Is your leadership driven by resentment at not meeting expectations?

If results are not forthcoming or accountability remains weak, it is very easy for a leader to move from frustration and resentment to internal frustration and resentment and to start to draw on that energy to lead and to deliver messages. And that is human.

Because the driver is under pressure. Something has been entrusted to him. Something has to move. Something has to change. And if that doesn’t happen, the question naturally arises: why don’t they do more, why don’t they take more responsibility, why do I have to do everything myself?

It is very easy from this point to start making decisions to add pressure, to demand more, to become more forceful, to talk about accountability more directly and to push more will into the system. Sometimes it seems to work. But most of the time it only works on the surface and in the short term.

In the long run, the price is often much higher than we can initially see. This cost can be expressed in resentment, internal withdrawal, silent resistance, burn-out and increasingly weakening real contact between people. And because systems are interconnected, it doesn’t just stop at work.

It carries over to home, school, relationships, raising children. When management becomes a fight against its own employees, this logic starts to spread to wider society.

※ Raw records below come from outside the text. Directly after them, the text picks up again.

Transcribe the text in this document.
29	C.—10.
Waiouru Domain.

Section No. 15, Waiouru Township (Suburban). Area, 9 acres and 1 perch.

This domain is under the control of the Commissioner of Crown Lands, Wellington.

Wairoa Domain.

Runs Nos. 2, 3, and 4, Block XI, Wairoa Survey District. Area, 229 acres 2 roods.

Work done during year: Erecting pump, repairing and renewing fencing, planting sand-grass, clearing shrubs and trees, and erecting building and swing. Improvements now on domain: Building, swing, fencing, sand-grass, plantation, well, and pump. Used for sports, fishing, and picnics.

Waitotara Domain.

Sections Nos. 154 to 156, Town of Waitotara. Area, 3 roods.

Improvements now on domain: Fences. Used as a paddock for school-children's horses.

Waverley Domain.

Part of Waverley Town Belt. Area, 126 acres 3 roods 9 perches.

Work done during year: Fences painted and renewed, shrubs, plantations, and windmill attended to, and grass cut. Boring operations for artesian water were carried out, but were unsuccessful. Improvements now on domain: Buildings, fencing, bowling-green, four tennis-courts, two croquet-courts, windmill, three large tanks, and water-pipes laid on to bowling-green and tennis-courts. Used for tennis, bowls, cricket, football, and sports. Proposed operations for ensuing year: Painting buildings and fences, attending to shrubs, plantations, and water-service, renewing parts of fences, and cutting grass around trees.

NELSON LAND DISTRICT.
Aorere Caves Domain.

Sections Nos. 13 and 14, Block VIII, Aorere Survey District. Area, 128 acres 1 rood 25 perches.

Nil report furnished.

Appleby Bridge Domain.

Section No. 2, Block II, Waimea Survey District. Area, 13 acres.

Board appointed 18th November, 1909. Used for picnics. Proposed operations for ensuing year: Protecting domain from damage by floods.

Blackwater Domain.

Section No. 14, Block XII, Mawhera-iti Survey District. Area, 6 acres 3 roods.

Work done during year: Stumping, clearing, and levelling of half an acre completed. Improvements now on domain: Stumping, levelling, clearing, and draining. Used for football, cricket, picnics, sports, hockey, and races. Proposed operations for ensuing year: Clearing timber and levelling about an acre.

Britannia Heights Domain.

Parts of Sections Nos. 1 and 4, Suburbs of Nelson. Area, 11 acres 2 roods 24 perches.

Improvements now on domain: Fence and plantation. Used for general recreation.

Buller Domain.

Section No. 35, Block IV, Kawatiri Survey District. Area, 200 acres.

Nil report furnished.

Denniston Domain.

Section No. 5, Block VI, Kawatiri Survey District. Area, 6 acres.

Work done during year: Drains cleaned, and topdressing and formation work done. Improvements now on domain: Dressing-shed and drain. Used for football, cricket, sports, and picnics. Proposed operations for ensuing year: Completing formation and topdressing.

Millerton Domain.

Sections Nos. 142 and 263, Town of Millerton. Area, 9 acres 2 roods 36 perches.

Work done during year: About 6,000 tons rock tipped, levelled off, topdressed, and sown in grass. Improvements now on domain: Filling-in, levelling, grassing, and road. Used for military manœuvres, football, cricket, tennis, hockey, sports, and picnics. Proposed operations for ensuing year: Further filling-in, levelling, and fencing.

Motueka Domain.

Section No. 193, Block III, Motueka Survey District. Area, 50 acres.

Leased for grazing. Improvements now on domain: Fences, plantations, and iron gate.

Sometimes it feels as if managers are at war with their own employees, with the tools and mentality that come from war.

If a leader is working from an inner frustration or resentment, then underneath it all is a fight against something. And the laws of physics show that force generates counter-force. The more pressure there is in a system, the more caution, internal disengagement, apparent acquiescence, or quiet resistance – or counter-pressure – is created.

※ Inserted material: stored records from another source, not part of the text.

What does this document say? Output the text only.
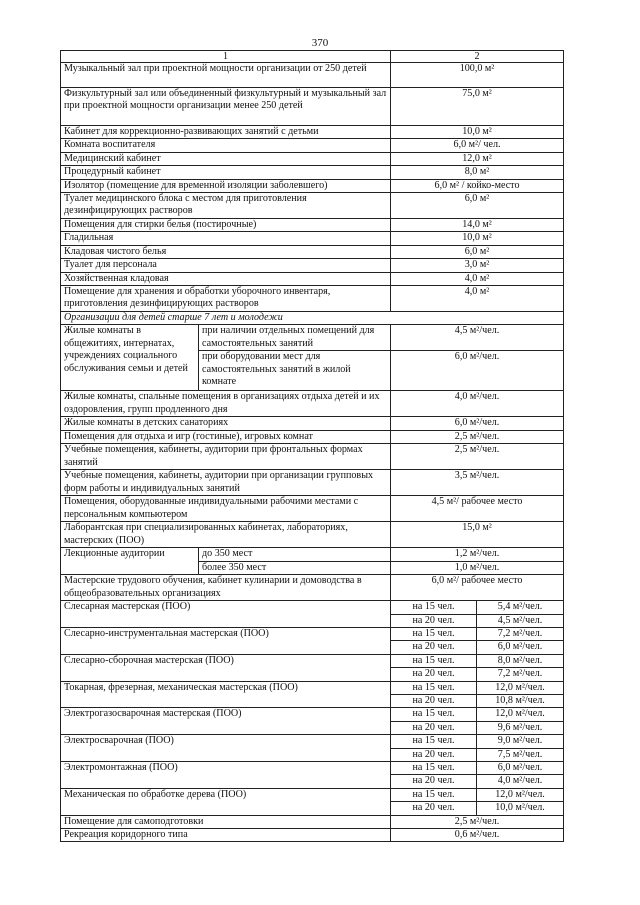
370
1		2	
Музыкальный зал при проектной мощности организации от 250 детей		100,0 м²	
Физкультурный зал или объединенный физкультурный и музыкальный зал при проектной мощности организации менее 250 детей		75,0 м²	
Кабинет для коррекционно-развивающих занятий с детьми		10,0 м²	
Комната воспитателя		6,0 м²/ чел.	
Медицинский кабинет		12,0 м²	
Процедурный кабинет		8,0 м²	
Изолятор (помещение для временной изоляции заболевшего)		6,0 м² / койко-место	
Туалет медицинского блока с местом для приготовления дезинфицирующих растворов		6,0 м²	
Помещения для стирки белья (постирочные)		14,0 м²	
Гладильная		10,0 м²	
Кладовая чистого белья		6,0 м²	
Туалет для персонала		3,0 м²	
Хозяйственная кладовая		4,0 м²	
Помещение для хранения и обработки уборочного инвентаря, приготовления дезинфицирующих растворов		4,0 м²	
Организации для детей старше 7 лет и молодежи			
Жилые комнаты в общежитиях, интернатах, учреждениях социального обслуживания семьи и детей	при наличии отдельных помещений для самостоятельных занятий	4,5 м²/чел.	
	при оборудовании мест для самостоятельных занятий в жилой комнате	6,0 м²/чел.	
Жилые комнаты, спальные помещения в организациях отдыха детей и их оздоровления, групп продленного дня		4,0 м²/чел.	
Жилые комнаты в детских санаториях		6,0 м²/чел.	
Помещения для отдыха и игр (гостиные), игровых комнат		2,5 м²/чел.	
Учебные помещения, кабинеты, аудитории при фронтальных формах занятий		2,5 м²/чел.	
Учебные помещения, кабинеты, аудитории при организации групповых форм работы и индивидуальных занятий		3,5 м²/чел.	
Помещения, оборудованные индивидуальными рабочими местами с персональным компьютером		4,5 м²/ рабочее место	
Лаборантская при специализированных кабинетах, лабораториях, мастерских (ПОО)		15,0 м²	
Лекционные аудитории	до 350 мест	1,2 м²/чел.	
	более 350 мест	1,0 м²/чел.	
Мастерские трудового обучения, кабинет кулинарии и домоводства в общеобразовательных организациях		6,0 м²/ рабочее место	
Слесарная мастерская (ПОО)		на 15 чел.	5,4 м²/чел.
		на 20 чел.	4,5 м²/чел.
Слесарно-инструментальная мастерская (ПОО)		на 15 чел.	7,2 м²/чел.
		на 20 чел.	6,0 м²/чел.
Слесарно-сборочная мастерская (ПОО)		на 15 чел.	8,0 м²/чел.
		на 20 чел.	7,2 м²/чел.
Токарная, фрезерная, механическая мастерская (ПОО)		на 15 чел.	12,0 м²/чел.
		на 20 чел.	10,8 м²/чел.
Электрогазосварочная мастерская (ПОО)		на 15 чел.	12,0 м²/чел.
		на 20 чел.	9,6 м²/чел.
Электросварочная (ПОО)		на 15 чел.	9,0 м²/чел.
		на 20 чел.	7,5 м²/чел.
Электромонтажная (ПОО)		на 15 чел.	6,0 м²/чел.
		на 20 чел.	4,0 м²/чел.
Механическая по обработке дерева (ПОО)		на 15 чел.	12,0 м²/чел.
		на 20 чел.	10,0 м²/чел.
Помещение для самоподготовки		2,5 м²/чел.	
Рекреация коридорного типа		0,6 м²/чел.	
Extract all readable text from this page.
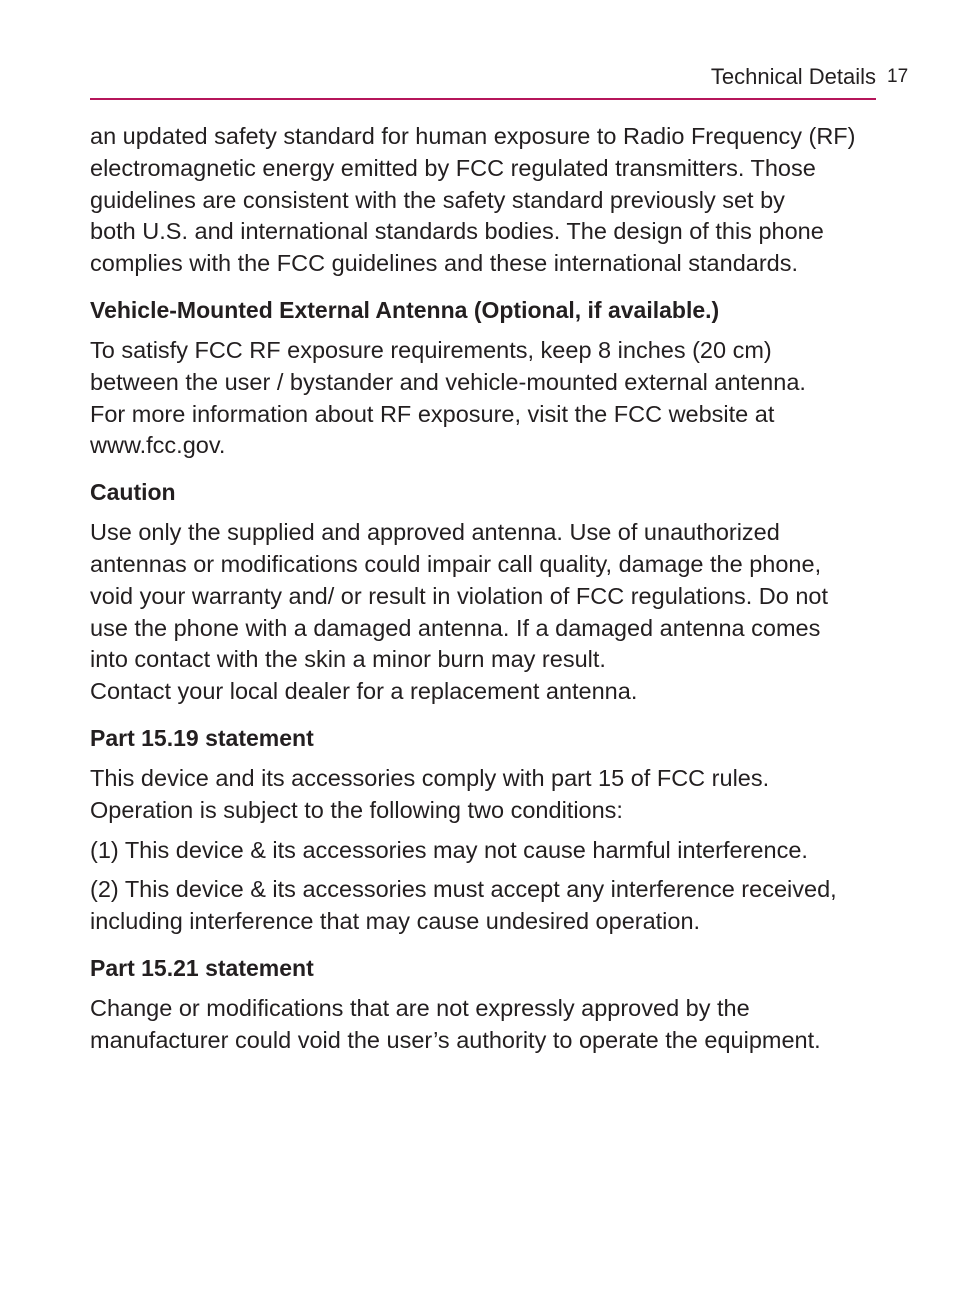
Technical Details 17

an updated safety standard for human exposure to Radio Frequency (RF)
electromagnetic energy emitted by FCC regulated transmitters. Those
guidelines are consistent with the safety standard previously set by
both U.S. and international standards bodies. The design of this phone
complies with the FCC guidelines and these international standards.

Vehicle-Mounted External Antenna (Optional, if available.)

To satisfy FCC RF exposure requirements, keep 8 inches (20 cm)
between the user / bystander and vehicle-mounted external antenna.
For more information about RF exposure, visit the FCC website at
www.fcc.gov.

Caution

Use only the supplied and approved antenna. Use of unauthorized
antennas or modifications could impair call quality, damage the phone,
void your warranty and/ or result in violation of FCC regulations. Do not
use the phone with a damaged antenna. If a damaged antenna comes
into contact with the skin a minor burn may result.
Contact your local dealer for a replacement antenna.

Part 15.19 statement

This device and its accessories comply with part 15 of FCC rules.
Operation is subject to the following two conditions:

(1) This device & its accessories may not cause harmful interference.

(2) This device & its accessories must accept any interference received,
including interference that may cause undesired operation.

Part 15.21 statement

Change or modifications that are not expressly approved by the
manufacturer could void the user’s authority to operate the equipment.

That’s why it seems to me more and more that the issue of accountability, for example, doesn’t really move from a place where the manager is only frustrated and wants to fix it quickly.

I believe that change more often starts where a leader is able to stop for a moment and become curious. Not just about why people aren’t doing more, but about what the system is teaching them between the lines every day. And also about what people have learned about responsibility in the first place – whether responsibility means vitality, dignity and influence, or whether it means burden, pressure and threat.

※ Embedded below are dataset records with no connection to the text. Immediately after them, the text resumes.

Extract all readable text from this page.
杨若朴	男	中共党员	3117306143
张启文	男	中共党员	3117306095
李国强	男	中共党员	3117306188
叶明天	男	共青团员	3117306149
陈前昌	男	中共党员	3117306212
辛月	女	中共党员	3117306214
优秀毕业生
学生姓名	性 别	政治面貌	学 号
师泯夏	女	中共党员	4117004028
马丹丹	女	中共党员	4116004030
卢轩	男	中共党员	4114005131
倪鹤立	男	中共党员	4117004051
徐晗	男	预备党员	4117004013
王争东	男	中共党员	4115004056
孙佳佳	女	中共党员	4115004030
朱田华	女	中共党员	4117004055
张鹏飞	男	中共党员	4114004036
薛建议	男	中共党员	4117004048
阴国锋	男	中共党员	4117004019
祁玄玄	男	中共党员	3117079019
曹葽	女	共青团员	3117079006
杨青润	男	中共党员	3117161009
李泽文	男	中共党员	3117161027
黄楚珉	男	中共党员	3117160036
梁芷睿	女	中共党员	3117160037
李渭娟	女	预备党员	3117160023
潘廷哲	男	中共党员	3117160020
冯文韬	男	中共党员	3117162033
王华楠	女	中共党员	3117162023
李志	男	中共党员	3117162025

In the end, it also comes down to the question from which position the leader looks at his people: as if they were monarchs fulfilling expectations, or as human beings on the same level.

Perhaps it is worth asking sometimes not only: why don’t they take responsibility? But also: where am I as a leader asking this now – out of resentment or out of caring curiosity?

In my experience, caring curiosity always creates more than hostility, pressure and acceptance in interpersonal relationships. As in domestic relationships, so at work.

Caption: Is your leadership based on resentment or caring curiosity?

Leadership becomes more mature where the leader does not just remain frustrated, but becomes genuinely curious.